From the first show of interest, Louis Vuitton is immediately entering into a relationship with their potential customer. It speaks to a company who is on the same level as its consumer. Where other brands come off as unattainable, haughty even, Louis Vuitton is open for business.
And that’s just the beginning. Louis Vuitton hopped onto the live-streaming train almost before it left the station. As early as 2010, they live-streamed the opening of their New Bond Street store, and nowadays, they regularly stream their shows. The LV Cruise of 2016 was brought straight to our mobiles via Snapchat, inviting us to watch interviews and titbit conversations with all our favourite celebrities.
It leaves you with a warm feeling.

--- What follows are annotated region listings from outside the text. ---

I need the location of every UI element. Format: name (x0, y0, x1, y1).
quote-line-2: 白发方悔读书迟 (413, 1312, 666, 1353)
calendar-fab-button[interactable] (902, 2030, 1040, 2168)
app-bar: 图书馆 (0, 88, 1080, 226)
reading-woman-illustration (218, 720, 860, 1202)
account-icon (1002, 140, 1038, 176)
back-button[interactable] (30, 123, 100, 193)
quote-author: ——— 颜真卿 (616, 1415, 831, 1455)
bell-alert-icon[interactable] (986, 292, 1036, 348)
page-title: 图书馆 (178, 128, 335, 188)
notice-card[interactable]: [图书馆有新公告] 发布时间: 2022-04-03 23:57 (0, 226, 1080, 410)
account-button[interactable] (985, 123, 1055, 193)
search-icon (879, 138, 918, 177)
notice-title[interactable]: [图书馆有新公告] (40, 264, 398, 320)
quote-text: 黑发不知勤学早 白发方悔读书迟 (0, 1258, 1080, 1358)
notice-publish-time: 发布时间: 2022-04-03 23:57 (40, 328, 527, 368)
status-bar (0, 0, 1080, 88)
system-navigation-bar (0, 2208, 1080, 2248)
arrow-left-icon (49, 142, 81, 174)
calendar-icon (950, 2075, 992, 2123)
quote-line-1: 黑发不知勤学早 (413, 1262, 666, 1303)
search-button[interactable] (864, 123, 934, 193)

Sure, we might not be able to afford even the most affordable of their products, but aren’t they nice? Instead of equating luxury with exclusivity, Louis Vuitton equate it with aspiration. Anyone is welcome, and everyone is encouraged to get familiar with who they are and what they do.
It’s a strategy that directly impacts their impressive likeability and wins them audiences all over the world. The below pie chart shows the languages in which Louis Vuitton is being mentioned on social media: their global reach is undeniable.
LV strike a fine balance blending the old and the new. Visuals are as important now as they were in the days when print magazines were the only insight into the designer world (possibly even more so).
Their cohesive hashtagging system unites their wide range of media and allows them to tap into internet traffic unrelated to fashion. And their open-door streaming, and campaigns that demand user engagement mobilise social media for what it’s best at: making people feel connected.
It’s not an easy feat when your keyrings alone cost £400, but LV isn’t selling a product, it’s selling a lifestyle. And if you feel involved in a company—loved by them, even—you may well just do something crazy with your money.